Hidden women on the public stage

Paris, Boston and Melbourne are just a few of the places New Zealand School of Music Associate Professor Dr Inge van Rij will visit as she embarks on the first stage of her Marsden Fund research on gender and culture in orchestras of the long 19th century.

Orchestra of the New Zealand and South Seas Exhibition (1889).
Orchestra of the New Zealand and South Seas Exhibition (1889). Photograph by David de Maus. Collection of Toitū Otago Settlers Museum, Album 78, No. 15.

Dr van Rij’s $614,000 Marsden Fund award will help make visible the women who challenged nineteenth century gender norms by playing in public orchestras. The long 19th century (1789–1914) began with the French Revolution and ended with the outbreak of World War I.

“The project was sparked by an 1889 photograph I came across unexpectedly at Toitū Otago Settlers Museum in which four women were playing in the orchestra. Having spent several years studying 19th-century orchestras, which were overwhelmingly dominated by men, the photograph really intrigued me. The Marsden grant will enable me to explore similar resources around the world, and I can’t wait to start uncovering the stories of the women who have so often been written out of music history,” says Dr van Rij.

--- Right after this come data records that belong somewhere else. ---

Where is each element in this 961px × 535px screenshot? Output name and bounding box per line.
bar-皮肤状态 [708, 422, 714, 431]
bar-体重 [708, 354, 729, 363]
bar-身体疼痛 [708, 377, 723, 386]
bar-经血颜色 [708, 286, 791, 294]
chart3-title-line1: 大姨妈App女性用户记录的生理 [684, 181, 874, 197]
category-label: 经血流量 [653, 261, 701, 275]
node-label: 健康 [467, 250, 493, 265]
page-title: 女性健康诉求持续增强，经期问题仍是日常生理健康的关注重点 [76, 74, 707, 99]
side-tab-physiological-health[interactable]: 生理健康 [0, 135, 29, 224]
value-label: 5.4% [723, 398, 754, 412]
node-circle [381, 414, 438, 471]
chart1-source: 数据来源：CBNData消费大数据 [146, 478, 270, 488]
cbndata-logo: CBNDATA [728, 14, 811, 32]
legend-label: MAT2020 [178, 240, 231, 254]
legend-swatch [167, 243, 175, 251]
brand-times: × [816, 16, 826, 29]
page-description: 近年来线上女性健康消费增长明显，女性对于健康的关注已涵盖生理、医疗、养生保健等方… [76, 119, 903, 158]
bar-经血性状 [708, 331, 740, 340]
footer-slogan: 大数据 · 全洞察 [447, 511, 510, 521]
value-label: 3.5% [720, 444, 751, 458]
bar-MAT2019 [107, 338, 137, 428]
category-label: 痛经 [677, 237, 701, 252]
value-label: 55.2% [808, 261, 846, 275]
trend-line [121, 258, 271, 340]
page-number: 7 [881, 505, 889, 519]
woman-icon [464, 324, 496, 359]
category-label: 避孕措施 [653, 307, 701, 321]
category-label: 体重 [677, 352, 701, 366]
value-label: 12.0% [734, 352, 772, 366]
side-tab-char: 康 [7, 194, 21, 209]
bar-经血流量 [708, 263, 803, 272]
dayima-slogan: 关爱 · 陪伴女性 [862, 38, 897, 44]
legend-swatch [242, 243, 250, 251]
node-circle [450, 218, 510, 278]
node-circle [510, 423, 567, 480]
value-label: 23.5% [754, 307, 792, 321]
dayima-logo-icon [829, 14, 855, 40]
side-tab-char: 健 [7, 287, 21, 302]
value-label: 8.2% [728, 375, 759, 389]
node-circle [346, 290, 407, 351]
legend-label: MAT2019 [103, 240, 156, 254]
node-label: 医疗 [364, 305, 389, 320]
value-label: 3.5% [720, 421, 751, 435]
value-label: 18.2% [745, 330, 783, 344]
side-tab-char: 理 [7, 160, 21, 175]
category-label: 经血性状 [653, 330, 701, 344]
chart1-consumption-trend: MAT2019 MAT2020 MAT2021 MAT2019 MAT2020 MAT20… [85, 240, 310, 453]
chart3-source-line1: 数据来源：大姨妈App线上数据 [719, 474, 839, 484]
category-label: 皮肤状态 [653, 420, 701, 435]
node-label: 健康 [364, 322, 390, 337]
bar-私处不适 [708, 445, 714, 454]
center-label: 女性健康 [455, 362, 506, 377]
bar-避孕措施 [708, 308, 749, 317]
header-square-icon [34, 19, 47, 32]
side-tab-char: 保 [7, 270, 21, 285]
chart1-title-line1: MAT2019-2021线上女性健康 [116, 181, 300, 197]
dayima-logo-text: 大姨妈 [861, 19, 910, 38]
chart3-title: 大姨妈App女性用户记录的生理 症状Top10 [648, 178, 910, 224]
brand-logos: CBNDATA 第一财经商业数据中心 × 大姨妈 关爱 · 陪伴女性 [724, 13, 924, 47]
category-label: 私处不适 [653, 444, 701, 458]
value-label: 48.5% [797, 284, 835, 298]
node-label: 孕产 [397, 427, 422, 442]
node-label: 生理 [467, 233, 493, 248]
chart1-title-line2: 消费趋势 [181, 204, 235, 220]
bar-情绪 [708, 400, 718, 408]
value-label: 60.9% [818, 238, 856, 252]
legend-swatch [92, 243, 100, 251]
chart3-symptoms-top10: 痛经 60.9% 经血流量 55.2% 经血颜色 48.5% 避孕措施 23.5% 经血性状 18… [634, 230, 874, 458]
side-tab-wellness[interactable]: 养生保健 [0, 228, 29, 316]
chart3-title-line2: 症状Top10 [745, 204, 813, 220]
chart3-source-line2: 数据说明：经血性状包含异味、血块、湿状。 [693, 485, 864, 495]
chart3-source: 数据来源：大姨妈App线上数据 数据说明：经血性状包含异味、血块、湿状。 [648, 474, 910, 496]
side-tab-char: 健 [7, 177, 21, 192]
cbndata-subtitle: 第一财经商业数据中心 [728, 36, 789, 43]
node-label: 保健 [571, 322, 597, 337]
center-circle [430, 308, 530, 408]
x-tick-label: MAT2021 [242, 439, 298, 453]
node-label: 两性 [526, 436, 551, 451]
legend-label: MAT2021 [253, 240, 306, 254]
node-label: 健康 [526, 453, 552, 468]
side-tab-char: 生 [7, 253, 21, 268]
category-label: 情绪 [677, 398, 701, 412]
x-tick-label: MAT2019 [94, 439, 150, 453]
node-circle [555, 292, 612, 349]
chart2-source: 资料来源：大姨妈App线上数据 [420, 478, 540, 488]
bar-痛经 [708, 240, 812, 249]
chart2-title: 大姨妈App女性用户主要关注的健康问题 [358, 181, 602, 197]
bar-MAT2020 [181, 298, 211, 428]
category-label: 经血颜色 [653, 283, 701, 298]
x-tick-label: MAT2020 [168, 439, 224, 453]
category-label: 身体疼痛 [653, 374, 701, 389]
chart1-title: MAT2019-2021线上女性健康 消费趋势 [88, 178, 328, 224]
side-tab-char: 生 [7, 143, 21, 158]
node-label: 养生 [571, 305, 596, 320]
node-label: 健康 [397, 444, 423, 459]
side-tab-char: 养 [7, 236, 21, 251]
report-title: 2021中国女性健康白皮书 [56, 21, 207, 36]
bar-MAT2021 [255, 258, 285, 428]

Despite increasing scholarly interest in gender in music, the women who performed publicly in professional symphony orchestras in the formative period of the nineteenth century have paradoxically remained almost invisible.

While some orchestras in the Austro-German ‘centre’ of music have until recently continued to resist the inclusion of women, exceptional women have nevertheless long been infiltrating the overwhelmingly male orchestral ranks, she says.

Dr van Rij says these women present a subtle but intriguing challenge to the gendered aesthetics of symphonic repertoire, rendering the orchestra a conspicuously ‘social affair’. “By examining orchestras in the colonial ‘margins’ of New Zealand and Australia as well as those of Europe and the United States, I seek to make ‘visible’ the women who have so long remained hidden on the public stage,” she says.

Professor Sally Jane Norman, Director of the New Zealand School of Music—Te Kōkī, says the Marsden award gives impetus to Dr van Rij’s research on the role of women in 19th century symphony orchestras—“both at the European level, where her scholarship is renowned, and in colonial Australasia, where her work on gender and race is breaking new ground.”